The interview goes on, far too long (and it's only a tenth of what was recorded), with Cheney offering insights into what happened in Ferguson, Missouri: "I don’t think it is about race." Or how awesome it was that we keep prisoners at Gitmo: "I can’t count the hours we spent in what I considered to be—obviously others [chuckles] had a different view—a totally wasted exercise, arguing about 'Let’s close Guantánamo.'" Or how he was right about Vladimir Putin and how even his boss was right about the Russian leader: "I’m not critical of the president for the way he dealt with Putin. I think he handled it pretty well."
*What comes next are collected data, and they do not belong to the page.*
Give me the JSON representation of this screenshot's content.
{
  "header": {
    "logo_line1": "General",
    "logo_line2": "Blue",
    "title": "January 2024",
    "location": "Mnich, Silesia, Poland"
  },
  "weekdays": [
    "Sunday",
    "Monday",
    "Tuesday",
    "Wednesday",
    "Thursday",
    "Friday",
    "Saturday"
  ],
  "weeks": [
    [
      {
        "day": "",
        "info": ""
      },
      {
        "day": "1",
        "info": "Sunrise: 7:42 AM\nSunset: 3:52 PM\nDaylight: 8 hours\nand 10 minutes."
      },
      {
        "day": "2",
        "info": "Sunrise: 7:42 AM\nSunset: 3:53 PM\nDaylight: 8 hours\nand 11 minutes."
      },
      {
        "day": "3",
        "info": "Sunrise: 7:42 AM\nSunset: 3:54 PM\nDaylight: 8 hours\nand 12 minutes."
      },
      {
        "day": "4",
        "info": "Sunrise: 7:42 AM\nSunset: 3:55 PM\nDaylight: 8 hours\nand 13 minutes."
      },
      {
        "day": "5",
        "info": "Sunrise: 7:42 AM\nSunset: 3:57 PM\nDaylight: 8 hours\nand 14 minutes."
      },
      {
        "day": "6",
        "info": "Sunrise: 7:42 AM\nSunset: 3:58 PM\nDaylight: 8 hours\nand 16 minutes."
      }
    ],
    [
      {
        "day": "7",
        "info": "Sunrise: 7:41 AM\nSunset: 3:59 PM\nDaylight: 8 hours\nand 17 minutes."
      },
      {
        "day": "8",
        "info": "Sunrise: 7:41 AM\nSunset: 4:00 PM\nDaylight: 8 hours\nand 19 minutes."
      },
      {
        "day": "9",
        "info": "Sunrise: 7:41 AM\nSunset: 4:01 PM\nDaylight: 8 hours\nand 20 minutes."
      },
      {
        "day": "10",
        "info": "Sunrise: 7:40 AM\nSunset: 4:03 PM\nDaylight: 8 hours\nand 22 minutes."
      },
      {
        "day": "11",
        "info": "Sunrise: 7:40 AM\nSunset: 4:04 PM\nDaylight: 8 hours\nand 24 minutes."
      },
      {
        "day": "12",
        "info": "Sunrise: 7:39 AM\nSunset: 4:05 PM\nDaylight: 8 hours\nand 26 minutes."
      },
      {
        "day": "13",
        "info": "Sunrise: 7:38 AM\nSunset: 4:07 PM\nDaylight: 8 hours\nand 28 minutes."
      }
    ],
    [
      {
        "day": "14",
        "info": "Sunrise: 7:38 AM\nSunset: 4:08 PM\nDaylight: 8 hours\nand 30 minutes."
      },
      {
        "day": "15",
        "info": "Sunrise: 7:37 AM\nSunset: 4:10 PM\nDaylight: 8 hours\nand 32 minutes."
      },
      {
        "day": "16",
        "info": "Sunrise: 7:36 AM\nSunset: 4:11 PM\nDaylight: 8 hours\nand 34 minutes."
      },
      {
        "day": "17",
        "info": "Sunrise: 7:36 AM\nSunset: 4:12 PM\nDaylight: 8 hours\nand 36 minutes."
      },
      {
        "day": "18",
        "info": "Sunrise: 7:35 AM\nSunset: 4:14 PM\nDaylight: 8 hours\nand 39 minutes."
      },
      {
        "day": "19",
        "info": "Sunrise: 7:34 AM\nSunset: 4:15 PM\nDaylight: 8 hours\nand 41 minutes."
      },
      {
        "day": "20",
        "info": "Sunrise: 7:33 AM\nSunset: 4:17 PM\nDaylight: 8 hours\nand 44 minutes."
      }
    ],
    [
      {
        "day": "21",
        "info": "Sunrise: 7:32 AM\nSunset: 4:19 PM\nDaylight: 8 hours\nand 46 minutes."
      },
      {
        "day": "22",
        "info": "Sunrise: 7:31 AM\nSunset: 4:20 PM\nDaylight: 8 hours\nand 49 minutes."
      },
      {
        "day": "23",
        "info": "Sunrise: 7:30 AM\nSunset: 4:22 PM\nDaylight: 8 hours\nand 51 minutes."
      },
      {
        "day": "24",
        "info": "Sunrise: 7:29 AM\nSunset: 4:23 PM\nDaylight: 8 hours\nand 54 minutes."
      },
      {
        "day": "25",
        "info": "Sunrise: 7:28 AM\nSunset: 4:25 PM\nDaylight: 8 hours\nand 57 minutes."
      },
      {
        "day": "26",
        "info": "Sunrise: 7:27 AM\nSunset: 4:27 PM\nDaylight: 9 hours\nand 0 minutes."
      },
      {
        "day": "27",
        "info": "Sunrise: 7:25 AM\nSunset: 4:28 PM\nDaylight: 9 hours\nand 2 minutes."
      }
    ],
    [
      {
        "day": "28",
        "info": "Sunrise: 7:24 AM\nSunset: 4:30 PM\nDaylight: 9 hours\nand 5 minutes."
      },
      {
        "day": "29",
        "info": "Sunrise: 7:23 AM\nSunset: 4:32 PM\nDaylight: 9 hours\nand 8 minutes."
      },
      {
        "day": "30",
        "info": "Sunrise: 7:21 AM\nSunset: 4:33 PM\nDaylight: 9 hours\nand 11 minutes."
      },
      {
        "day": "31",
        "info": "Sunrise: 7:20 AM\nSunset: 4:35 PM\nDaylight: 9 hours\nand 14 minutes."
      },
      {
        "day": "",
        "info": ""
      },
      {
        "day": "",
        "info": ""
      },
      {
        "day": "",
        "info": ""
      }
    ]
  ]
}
Twice, Cheney brings up Obama's 2009 speech in Cairo, where Obama said, " 9/11 was an enormous trauma to our country. The fear and anger that it provoked was understandable, but in some cases, it led us to act contrary to our ideals. We are taking concrete actions to change course." Of course, to Cheney (and many conservatives), this is just an outright betrayal, although, to be fair, if it is, it's a betrayal of Bush and Cheney, not the United States. Cheney characterizes Obama's words as an "apology," which it clearly was not. Cheney said Obama said that "the U.S. overreacted to the events of 9/11, was a huge mistake." Except Obama didn't. What he said was that there was a new sheriff in town. An election by the citizens of the United States changed the course (not as much on Gitmo, but, on other things, it did), not Obama. Of course, we know where Cheney stands on the legitimacy of elections.
But none of it matters. Cheney got away with it, all of it, all of the secret meetings, the approval of torture, involvement with Scooter Libby and in the Valerie Plame affair. And now he's just the ruins of himself, powerless, that snarling old pet that gets a few scratches behind his ear to keep going, but, ultimately, just the fading remnants of the imperious beast he once was.